Reports also said that he was attacked by the Red Unit of the Taliban. After his killing, his body was mutilated, including being run over by a heavy vehicle in public. His body revealed marks of brutal torture and 12 bullet entry and exit points.
“Danish, our loving son, was murdered by the Taliban for simply carrying out his journalistic duties,” said Danish Siddiqui’s mother, Shahida Akhtar at a press conference on Tuesday, March 22. “He was subjected to barbaric levels of torture and mutilation while in their custody. Danish always stood for honesty and integrity in his work. He always showcased the pain and suffering of the people. He was brave and courageous all along.”
“No crime should go unpunished,” said Singh, the lawyer representing Siddiqui’s family. “The Taliban targeted and killed Danish because he was a journalist and an Indian. That is an international crime”.

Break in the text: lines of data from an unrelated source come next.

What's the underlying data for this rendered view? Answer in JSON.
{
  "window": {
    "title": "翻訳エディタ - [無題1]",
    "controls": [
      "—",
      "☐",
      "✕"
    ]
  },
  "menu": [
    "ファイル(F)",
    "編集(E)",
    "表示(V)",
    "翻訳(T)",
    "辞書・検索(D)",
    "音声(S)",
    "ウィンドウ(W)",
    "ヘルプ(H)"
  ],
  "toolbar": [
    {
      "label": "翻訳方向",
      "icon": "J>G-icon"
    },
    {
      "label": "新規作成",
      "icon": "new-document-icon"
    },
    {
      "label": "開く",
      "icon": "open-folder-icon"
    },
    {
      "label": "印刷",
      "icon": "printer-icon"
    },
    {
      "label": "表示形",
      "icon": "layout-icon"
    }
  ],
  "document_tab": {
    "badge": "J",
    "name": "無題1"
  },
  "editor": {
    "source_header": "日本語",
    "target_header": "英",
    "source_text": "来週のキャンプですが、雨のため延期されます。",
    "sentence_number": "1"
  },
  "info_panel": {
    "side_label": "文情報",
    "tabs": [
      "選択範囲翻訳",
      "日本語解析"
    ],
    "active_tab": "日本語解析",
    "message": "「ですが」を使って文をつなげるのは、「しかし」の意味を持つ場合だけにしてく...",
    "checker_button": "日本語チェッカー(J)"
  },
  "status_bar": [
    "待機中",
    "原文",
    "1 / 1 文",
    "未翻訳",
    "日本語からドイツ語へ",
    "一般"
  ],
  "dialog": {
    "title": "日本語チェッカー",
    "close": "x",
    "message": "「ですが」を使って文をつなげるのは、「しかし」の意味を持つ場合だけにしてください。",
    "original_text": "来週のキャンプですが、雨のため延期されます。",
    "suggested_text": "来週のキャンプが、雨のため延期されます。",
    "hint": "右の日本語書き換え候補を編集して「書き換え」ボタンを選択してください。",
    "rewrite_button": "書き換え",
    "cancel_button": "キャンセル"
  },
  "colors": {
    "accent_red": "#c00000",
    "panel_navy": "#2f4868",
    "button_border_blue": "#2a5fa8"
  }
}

“In the absence of rule of law in Afghanistan, the ICC has jurisdiction to investigate and try the perpetrators of Danish’s murder. As the Taliban strives for international legitimacy, it must face accountability for its past actions,” Singh said.

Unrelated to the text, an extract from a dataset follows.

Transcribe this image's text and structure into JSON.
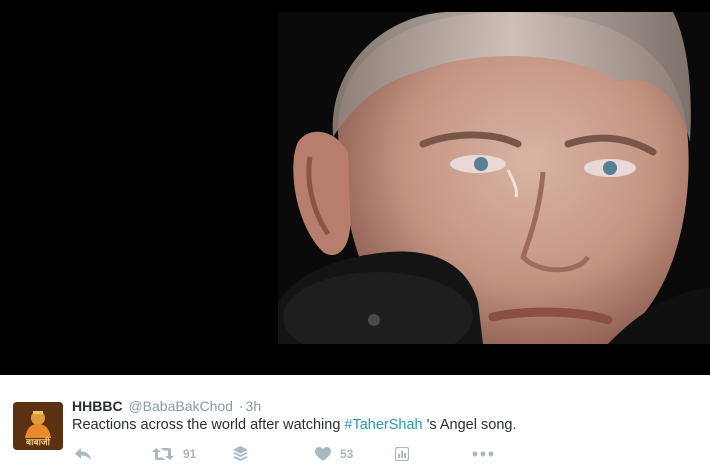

The killing of Danish Siddiqui was not an isolated case. The Taliban’s military code of conduct, published as the Layha, has a policy of attacking civilians, including journalists.

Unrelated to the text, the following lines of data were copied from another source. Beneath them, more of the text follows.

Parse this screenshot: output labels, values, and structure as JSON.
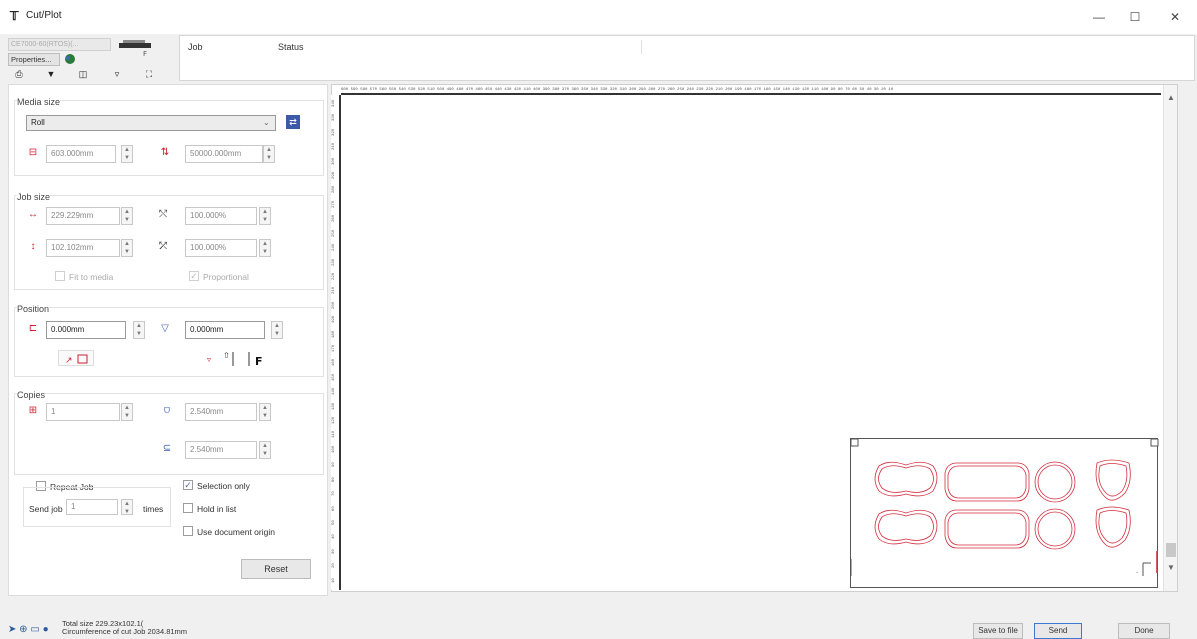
{
  "window": {
    "title": "Cut/Plot",
    "minimize": "—",
    "maximize": "☐",
    "close": "✕"
  },
  "device": {
    "name": "CE7000-60(RTOS)(...",
    "properties_label": "Properties..."
  },
  "joblist": {
    "columns": [
      "Job",
      "Status"
    ]
  },
  "media_size": {
    "label": "Media size",
    "type": "Roll",
    "width": "603.000mm",
    "length": "50000.000mm"
  },
  "job_size": {
    "label": "Job size",
    "width": "229.229mm",
    "height": "102.102mm",
    "scale_x": "100.000%",
    "scale_y": "100.000%",
    "fit_to_media": "Fit to media",
    "proportional": "Proportional"
  },
  "position": {
    "label": "Position",
    "x": "0.000mm",
    "y": "0.000mm"
  },
  "copies": {
    "label": "Copies",
    "count": "1",
    "spacing_x": "2.540mm",
    "spacing_y": "2.540mm"
  },
  "options": {
    "repeat_job": "Repeat Job",
    "send_job": "Send job",
    "send_job_value": "1",
    "times": "times",
    "selection_only": "Selection only",
    "hold_in_list": "Hold in list",
    "use_document_origin": "Use document origin",
    "reset": "Reset"
  },
  "ruler": {
    "top": "600 590 580 570 560 550 540 530 520 510 500 490 480 470 460 450 440 430 420 410 400 390 380 370 360 350 340 330 320 310 300 290 280 270 260 250 240 230 220 210 200 190 180 170 160 150 140 130 120 110 100 90 80 70 60 50 40 30 20 10",
    "left": [
      "340",
      "330",
      "320",
      "310",
      "300",
      "290",
      "280",
      "270",
      "260",
      "250",
      "240",
      "230",
      "220",
      "210",
      "200",
      "190",
      "180",
      "170",
      "160",
      "150",
      "140",
      "130",
      "120",
      "110",
      "100",
      "90",
      "80",
      "70",
      "60",
      "50",
      "40",
      "30",
      "20",
      "10"
    ]
  },
  "status": {
    "total_size": "Total size 229.23x102.1(",
    "circumference": "Circumference of cut Job 2034.81mm"
  },
  "footer": {
    "save_to_file": "Save to file",
    "send": "Send",
    "done": "Done"
  },
  "colors": {
    "cut_line": "#d32f3f",
    "accent": "#2a5b9c"
  }
}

The United Nations Assistance Mission in Afghanistan has documented over 70,000 civilian casualties attributed to the Taliban, according to a statement by Siddiqui’s family.
“As parents, we feel emotionally and morally obliged to take this action,” Prof. Akhtar Siddiqui, Danish Siddiqui’s father said.
The International Criminal Court has been engaged in an ongoing investigation on international crimes, including crimes against humanity and war crimes, in Afghanistan, over which it has jurisdiction after Afghanistan’s government acceded to the Rome Statute.